The controversial Mack industrial park earmarked for 9100 E. Bell Road will become a reality.
The Scottsdale Development Review Board approved during its Jan. 4 meeting
the aesthetics on the four warehouses by a 5-2 vote.
The 61.5-acre site is zoned industrial so the project will not go before the zoning commission or city council.
The project had been put on hold since the development review board’s Dec. 7 meeting because board members wanted the developer to work with city staff on shipping bay screening, bay door color, attempts to break up the look of the walls of the massive buildings and parapet heights, as well as the placing of some sidewalks and trees.
Five of the board members felt Mack addressed those issues in the interim period between meetings.
“I do think the responses that were made (by Mack) addressed in a fairly minimal way the comments that were made (by board members during the Dec. 7 meeting),” board vice chair Jeff Brand said. “I don’t think they aggressively addressed them. Sometimes you make comments and you kind of hope someone runs with them and say, ‘Hey great idea, were going to do that. We’re definitely going to do that,’ rather than doing just barely enough to address the comments.”

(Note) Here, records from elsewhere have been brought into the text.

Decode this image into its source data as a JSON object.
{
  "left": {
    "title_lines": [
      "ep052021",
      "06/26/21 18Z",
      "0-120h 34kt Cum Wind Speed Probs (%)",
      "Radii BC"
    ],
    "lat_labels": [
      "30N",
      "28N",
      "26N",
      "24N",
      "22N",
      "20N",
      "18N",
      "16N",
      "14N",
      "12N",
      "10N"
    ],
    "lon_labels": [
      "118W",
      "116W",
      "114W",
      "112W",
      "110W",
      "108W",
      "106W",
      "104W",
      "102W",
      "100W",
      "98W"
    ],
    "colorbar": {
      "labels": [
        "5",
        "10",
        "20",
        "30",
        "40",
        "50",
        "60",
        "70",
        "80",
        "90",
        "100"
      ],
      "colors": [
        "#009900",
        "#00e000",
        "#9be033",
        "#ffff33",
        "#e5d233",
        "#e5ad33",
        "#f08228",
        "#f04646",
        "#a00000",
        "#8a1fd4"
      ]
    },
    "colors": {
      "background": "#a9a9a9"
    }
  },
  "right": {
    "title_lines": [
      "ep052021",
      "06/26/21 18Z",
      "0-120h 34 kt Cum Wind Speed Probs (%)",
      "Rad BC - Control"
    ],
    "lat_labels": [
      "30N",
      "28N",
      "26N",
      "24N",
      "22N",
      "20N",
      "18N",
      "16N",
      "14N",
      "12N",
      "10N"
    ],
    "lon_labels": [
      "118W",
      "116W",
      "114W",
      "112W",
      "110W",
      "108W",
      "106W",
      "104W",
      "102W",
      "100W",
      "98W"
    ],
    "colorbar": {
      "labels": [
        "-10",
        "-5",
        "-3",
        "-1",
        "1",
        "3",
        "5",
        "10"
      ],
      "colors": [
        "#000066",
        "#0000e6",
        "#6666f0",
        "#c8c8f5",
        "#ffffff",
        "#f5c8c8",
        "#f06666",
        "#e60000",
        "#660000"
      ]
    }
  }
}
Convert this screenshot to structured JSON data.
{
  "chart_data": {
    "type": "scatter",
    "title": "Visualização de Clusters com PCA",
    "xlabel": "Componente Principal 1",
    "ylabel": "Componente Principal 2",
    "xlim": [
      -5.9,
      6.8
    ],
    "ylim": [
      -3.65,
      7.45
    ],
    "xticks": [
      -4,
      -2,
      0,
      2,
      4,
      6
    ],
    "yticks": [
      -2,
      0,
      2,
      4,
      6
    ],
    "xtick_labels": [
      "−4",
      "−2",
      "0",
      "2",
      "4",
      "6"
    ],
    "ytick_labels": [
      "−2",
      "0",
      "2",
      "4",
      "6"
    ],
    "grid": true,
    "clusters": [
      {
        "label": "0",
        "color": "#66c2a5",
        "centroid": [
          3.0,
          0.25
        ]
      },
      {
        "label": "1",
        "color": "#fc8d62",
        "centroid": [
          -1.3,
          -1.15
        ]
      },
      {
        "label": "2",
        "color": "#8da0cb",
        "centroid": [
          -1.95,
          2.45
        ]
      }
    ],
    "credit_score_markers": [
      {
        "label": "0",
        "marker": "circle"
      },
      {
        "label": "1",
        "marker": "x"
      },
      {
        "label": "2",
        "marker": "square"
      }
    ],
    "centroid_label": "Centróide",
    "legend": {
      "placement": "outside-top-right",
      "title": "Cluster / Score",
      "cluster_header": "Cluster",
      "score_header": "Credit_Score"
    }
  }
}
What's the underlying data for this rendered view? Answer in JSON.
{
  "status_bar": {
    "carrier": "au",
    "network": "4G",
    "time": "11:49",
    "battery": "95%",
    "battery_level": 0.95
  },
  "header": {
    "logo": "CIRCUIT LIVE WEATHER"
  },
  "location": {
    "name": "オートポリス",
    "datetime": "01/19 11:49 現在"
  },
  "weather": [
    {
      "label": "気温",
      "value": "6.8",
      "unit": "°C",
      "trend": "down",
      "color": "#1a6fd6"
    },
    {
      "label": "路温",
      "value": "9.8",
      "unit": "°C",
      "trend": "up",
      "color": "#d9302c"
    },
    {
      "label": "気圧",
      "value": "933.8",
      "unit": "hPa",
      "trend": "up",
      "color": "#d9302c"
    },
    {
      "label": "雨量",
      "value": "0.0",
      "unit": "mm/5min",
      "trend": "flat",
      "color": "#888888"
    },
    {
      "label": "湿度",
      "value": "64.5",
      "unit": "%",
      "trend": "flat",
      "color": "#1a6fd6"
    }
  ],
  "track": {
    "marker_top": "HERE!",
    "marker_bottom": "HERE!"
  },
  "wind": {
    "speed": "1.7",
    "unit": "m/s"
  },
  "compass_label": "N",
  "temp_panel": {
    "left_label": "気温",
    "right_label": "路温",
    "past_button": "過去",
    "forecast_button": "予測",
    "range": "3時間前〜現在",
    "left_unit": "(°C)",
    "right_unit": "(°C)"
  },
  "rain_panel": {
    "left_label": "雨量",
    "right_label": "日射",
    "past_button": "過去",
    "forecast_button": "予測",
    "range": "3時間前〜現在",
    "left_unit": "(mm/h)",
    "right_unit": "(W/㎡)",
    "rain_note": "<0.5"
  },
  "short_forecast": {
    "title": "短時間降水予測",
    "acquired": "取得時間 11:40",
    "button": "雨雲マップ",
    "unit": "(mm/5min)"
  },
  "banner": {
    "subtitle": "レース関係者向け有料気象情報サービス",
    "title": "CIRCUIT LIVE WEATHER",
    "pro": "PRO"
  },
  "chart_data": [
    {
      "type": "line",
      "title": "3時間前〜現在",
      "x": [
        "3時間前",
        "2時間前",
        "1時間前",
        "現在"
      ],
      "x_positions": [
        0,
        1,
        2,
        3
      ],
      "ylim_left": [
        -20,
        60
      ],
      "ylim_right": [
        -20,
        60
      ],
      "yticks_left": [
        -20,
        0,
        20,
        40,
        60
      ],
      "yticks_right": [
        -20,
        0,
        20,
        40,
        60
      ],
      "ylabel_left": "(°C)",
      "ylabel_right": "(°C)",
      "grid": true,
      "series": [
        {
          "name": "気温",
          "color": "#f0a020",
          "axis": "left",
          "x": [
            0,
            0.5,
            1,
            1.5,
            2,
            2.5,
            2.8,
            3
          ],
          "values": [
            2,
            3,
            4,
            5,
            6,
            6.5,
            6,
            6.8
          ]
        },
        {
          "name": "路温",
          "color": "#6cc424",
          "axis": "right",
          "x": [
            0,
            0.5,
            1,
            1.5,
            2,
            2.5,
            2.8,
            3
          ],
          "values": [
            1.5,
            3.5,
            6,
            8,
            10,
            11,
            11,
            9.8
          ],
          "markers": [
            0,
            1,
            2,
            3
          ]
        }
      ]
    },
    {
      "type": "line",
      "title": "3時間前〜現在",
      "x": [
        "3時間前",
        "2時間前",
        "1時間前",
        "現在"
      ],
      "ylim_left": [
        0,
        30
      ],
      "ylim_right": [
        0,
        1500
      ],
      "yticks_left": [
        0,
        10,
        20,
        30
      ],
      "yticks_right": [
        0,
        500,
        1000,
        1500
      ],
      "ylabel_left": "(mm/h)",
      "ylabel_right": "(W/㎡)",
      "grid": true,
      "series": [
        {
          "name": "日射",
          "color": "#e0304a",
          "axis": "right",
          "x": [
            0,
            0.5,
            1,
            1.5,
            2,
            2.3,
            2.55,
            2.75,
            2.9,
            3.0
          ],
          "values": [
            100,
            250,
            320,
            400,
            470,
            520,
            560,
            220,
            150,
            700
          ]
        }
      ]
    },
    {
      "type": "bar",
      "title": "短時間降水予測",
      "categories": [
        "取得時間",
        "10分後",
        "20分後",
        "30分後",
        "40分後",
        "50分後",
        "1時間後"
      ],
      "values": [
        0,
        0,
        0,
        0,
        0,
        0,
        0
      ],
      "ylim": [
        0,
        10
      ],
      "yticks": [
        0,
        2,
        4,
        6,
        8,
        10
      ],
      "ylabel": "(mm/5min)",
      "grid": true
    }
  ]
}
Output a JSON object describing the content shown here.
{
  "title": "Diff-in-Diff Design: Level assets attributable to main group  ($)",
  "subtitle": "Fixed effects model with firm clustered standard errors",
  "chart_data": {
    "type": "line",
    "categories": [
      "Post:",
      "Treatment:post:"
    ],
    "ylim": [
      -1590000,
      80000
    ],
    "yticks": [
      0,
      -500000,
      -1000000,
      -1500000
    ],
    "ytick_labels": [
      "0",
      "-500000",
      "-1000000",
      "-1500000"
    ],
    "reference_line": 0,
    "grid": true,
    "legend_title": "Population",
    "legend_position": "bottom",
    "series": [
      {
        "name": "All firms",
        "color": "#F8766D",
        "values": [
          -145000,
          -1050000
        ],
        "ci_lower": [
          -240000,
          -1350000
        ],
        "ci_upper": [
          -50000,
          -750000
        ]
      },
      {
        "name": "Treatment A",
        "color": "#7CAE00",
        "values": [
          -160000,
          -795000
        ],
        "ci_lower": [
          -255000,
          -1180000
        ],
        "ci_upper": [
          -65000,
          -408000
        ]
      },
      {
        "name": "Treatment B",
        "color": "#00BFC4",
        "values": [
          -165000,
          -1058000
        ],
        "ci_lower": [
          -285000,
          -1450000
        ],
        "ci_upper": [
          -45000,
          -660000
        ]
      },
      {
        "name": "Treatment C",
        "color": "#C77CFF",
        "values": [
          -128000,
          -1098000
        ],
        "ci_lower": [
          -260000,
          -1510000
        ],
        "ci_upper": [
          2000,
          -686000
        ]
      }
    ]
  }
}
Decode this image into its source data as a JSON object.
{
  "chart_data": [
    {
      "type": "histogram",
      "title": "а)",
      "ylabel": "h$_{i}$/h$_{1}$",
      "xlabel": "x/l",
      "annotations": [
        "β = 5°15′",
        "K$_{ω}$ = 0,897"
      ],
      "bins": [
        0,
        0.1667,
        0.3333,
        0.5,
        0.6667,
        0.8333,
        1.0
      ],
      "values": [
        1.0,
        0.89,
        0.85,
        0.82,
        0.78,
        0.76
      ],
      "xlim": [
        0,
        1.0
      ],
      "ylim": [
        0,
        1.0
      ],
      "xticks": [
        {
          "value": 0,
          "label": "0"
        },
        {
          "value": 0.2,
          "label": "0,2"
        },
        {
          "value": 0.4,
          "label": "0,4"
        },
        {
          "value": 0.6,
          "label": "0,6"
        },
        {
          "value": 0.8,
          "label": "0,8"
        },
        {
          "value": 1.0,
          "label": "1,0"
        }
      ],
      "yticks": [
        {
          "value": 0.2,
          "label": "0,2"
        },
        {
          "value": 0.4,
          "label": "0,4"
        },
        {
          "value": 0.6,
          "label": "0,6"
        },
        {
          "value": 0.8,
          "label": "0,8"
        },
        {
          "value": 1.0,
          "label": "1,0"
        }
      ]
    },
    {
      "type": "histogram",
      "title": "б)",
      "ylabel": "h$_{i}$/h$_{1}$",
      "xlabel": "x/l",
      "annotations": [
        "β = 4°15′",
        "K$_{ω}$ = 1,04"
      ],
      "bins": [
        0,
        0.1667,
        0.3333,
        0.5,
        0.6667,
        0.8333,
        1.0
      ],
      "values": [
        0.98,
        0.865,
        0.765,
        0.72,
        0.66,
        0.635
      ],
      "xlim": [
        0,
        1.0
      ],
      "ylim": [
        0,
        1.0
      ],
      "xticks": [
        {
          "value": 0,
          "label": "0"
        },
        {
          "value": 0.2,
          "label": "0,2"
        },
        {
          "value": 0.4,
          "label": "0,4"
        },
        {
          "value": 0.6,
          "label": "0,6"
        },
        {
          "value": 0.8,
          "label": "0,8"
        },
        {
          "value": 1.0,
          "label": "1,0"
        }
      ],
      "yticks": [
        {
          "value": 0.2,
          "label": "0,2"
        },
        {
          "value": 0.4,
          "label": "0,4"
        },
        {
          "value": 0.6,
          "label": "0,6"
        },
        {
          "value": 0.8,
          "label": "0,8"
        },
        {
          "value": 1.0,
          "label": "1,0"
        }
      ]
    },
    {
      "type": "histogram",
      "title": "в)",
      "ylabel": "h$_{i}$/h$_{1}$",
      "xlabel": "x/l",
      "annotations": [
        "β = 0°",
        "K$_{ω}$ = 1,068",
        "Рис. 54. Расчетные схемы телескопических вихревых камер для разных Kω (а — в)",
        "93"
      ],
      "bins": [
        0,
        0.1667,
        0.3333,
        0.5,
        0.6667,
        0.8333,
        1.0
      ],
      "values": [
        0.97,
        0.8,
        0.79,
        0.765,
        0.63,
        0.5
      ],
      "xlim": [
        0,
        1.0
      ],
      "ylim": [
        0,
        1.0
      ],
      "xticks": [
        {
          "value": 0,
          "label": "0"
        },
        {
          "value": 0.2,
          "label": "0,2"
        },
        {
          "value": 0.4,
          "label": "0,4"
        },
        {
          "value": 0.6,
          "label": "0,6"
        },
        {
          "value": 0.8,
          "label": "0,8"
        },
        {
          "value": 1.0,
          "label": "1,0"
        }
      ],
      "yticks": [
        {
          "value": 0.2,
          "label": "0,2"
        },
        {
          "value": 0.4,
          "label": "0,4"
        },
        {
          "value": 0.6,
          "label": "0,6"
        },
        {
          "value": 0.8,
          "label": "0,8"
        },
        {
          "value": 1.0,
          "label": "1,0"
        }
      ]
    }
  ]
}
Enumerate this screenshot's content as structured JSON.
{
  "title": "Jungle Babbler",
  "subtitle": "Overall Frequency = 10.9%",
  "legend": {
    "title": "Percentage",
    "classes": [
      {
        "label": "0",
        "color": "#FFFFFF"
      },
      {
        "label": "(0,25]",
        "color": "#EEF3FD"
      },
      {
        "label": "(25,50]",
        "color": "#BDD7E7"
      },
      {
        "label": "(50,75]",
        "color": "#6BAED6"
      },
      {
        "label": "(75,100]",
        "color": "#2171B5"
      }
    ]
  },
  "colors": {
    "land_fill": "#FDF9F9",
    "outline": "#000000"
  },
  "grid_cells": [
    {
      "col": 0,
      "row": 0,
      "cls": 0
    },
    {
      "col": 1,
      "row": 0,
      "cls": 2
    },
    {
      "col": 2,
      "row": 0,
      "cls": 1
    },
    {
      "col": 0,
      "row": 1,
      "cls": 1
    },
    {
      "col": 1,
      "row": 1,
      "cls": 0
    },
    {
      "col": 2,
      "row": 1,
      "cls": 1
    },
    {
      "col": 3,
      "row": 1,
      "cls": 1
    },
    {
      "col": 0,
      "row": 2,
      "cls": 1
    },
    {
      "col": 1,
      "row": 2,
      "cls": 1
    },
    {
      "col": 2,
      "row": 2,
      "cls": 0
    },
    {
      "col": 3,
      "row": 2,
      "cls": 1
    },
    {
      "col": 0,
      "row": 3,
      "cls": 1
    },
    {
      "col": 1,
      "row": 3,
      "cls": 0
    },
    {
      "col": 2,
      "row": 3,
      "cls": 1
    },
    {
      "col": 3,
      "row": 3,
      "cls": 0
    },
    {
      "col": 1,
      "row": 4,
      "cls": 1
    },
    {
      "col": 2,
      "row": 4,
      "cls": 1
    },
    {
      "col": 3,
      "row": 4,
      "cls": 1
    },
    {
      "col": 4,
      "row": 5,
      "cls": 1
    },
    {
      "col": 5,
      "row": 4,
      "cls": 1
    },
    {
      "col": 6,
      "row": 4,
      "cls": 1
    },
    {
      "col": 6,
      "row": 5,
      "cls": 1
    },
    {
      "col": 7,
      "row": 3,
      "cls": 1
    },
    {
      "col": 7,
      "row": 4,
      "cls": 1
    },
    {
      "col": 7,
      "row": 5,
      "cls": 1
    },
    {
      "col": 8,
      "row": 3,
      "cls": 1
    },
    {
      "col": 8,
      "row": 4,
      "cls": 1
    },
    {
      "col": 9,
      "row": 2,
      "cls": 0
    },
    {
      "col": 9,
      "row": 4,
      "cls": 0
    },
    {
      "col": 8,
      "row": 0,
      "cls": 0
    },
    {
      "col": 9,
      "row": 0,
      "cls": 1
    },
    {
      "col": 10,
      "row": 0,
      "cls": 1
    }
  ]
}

City Councilmember Barry Graham, who currently chairs the board, and board member Michal Ann Joyner were the two votes against approving the looks of the project.
“I think if they had just broken up the massing of those buildings that would have made it more compatible for me to vote yes on it although I still just don’t think a trucking facility is a good entrance to north Scottsdale, where many of us live,” Joyner said.
Graham echoed similar sentiments.
Two members of the public spoke out against the project.
Chris Irish, the DC Ranch public affairs director, felt Mack has not meet the development review board’s requests and said the sheer scope of the project, which comprises 608,170 square feet of building area, will dwarf everything around it.
Irish also expressed concerns that the project is going to create a traffic problem in the area by adding as many as 350 trips from semi-tractor trailers, though she noted that was outside of the board’s authority.
Board member David Mason did not share her concerns about traffic.
“(Pima and the Loop 101) a very busy intersection anyhow and an addition of 300 trucks a day I don’t think is going to be that noticeable,” Mason said.